Personal information
- Full name: William John Humble-Crofts
- Born: 9 December 1846 Sutton Scarsdale, England
- Died: 1 July 1924 (aged 77) Waldron, East Sussex, England
- Batting: Right-handed

Domestic team information
- 1873–1878: Derbyshire
- FC debut: 22 August 1873 Derbyshire v Lancashire
- Last FC: 23 July 1877 Derbyshire v Hampshire

Career statistics
| Competition | First-class |
| Matches | 6 |
| Runs scored | 77 |
| Batting average | 6.55 |
| 100s/50s | 0/0 |
| Top score | 19* |
| Catches/stumpings | 8/– |
- Source: CricketArchive, 10 August 2010

= William Humble (cricketer) =

English clergyman and cricketer

William John Humble-Crofts (9 December 1846 – 1 July 1924), born William Humble, was an English clergyman and cricketer who played for Derbyshire between 1873 and 1877.

==Biography==
Humble was born in Sutton Scarsdale and was educated at Exeter College, Oxford, and took Holy Orders. In 1869 he was playing for Staveley against an All England XI and in 1874 for Worksop against the same team.

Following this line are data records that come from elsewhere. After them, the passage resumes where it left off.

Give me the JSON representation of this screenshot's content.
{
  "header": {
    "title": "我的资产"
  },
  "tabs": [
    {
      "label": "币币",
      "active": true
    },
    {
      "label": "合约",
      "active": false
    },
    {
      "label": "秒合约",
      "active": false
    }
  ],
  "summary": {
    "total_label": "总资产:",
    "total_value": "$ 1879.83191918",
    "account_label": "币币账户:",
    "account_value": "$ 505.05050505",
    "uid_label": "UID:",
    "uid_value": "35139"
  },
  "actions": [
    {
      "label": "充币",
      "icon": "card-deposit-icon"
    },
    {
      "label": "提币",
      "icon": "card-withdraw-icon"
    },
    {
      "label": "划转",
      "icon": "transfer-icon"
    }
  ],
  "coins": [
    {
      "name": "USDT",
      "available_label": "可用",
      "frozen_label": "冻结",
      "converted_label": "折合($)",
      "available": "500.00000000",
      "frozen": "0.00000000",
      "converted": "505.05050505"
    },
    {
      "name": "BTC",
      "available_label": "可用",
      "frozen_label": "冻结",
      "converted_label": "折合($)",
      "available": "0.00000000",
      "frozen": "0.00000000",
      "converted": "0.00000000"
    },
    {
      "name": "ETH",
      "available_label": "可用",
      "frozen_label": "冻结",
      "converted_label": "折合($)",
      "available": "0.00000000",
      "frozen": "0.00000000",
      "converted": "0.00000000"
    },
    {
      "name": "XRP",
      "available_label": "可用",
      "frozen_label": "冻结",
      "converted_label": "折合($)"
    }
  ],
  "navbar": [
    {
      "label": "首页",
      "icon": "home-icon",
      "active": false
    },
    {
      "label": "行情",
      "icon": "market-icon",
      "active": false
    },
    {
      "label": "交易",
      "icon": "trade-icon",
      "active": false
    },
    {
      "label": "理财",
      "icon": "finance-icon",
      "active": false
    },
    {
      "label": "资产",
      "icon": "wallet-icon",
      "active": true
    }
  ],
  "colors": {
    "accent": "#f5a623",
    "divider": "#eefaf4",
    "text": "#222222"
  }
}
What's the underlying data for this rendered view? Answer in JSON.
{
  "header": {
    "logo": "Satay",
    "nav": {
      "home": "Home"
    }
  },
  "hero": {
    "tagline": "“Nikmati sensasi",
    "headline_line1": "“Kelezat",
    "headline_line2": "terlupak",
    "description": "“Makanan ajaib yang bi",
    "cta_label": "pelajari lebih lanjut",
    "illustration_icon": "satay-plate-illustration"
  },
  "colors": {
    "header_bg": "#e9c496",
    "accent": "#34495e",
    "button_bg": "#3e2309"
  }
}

Humble made his debut for Derbyshire in the 1873 season and scored 11 in his first innings against Lancashire in a match which Derbyshire lost. In the 1874 season he played three first-class matches, and against Kent he made his top score of 19. He also played a couple of miscellaneous games for Derbyshire. In the 1877 season he played two first-class matches for Derbyshire which were both against Hampshire, in one of which Derbyshire's victory was spearheaded by a century by John Platts. Humble also played for Gentlemen of Derbyshire and later for Free Foresters.

Humble was a right-handed batsman lower-middle order batsman and played 10 innings in 6 first-class matches. He made a top score of 19 with an average of 8.55.

Humble changed his name to Humble-Crofts in 1879. He was vicar of Clayton-cum-Frickley, Yorkshire, in 1881, and in 1882 became rector of Waldron, East Sussex. He remained in this living until his death there at the age of 78.

Humble-Crofts' nephew, Archibald White, was club captain of Yorkshire between 1912 and 1918.